Sembari terus merenung dan meneteskan air mata, Nurhayati berharap pemerintah baik dari pusat maupun daerah agar segera memberikan solusi tempat tinggal.
"Saya lahir di sini. Jadi tidak ada saudara lagi," katanya.
Ia teringat akan barang-barangnya yang tidak bisa ia selamatkan berupa mesin cuci, dan alat melaut milik suaminya.
"Yang saya pikirin itu anak saya. Nanti gimana dia apa bisa sekolah, baju baju juga ikut tertimbun," tutur ibu tiga anak ini.
Sebagian barang-barang warga tidak bisa diselamatkan, termasuk baju-baju sekolah, dan peralatan sekolah anak-anak.
Mereka mengaku anak-anaknya yang masih sekolah libur sekitar seminggu.
"Nggak bisa sekolah. Saya suruh libur saja dulu seminggu. Orang pakaiannya masih di dalem dan tertimbun," kata Harfiah.
Siti Muria (38) hingga tadi malam juga belum tahu tinggal di mana, karena tidak punya sanak saudara yang tinggal di luar Serangan.
"Nenek saya, bapak saya dan saya lahir di sini. Nenek moyang saya sudah tinggal di sini ratusan tahun," katanya.

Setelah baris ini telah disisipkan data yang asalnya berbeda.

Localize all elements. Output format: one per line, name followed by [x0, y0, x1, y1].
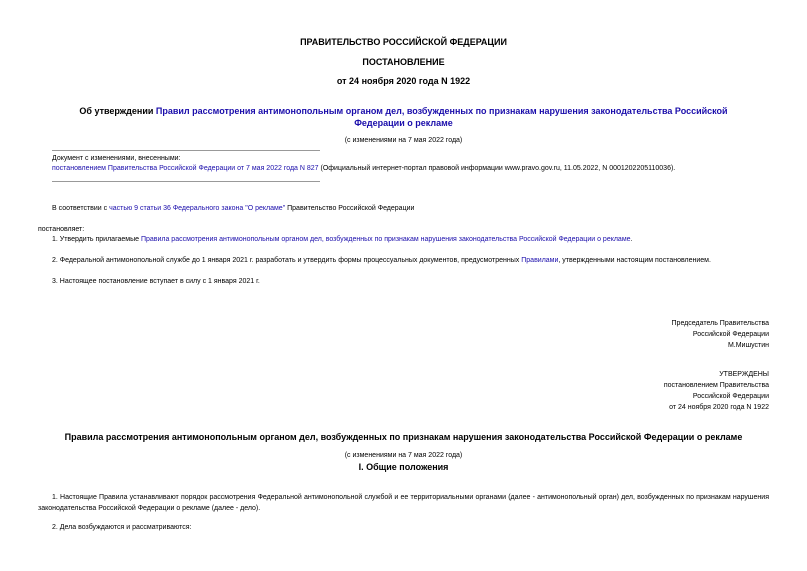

Dirinya menyatakan pernah ditawarkan tali kasih sebesar Rp 50 juta oleh keluarga penggugat, namun ditolak.
Siti Muria menyatakan, dirinya tidak ingin uang dan hanya menginginkan disediakan tempat tinggal sementara.
Setelah kehilangan rumah, hampir sebagian warga Kampung Bugis Serangan terlihat masih berwajah pucat dan berpakaian lusuh.
Sejak pagi hingga malam hari, mereka mengaku tidak mandi.
Bahkan, puluhan warga ada yang tidak tidur seharian sebelum eksekusi digelar.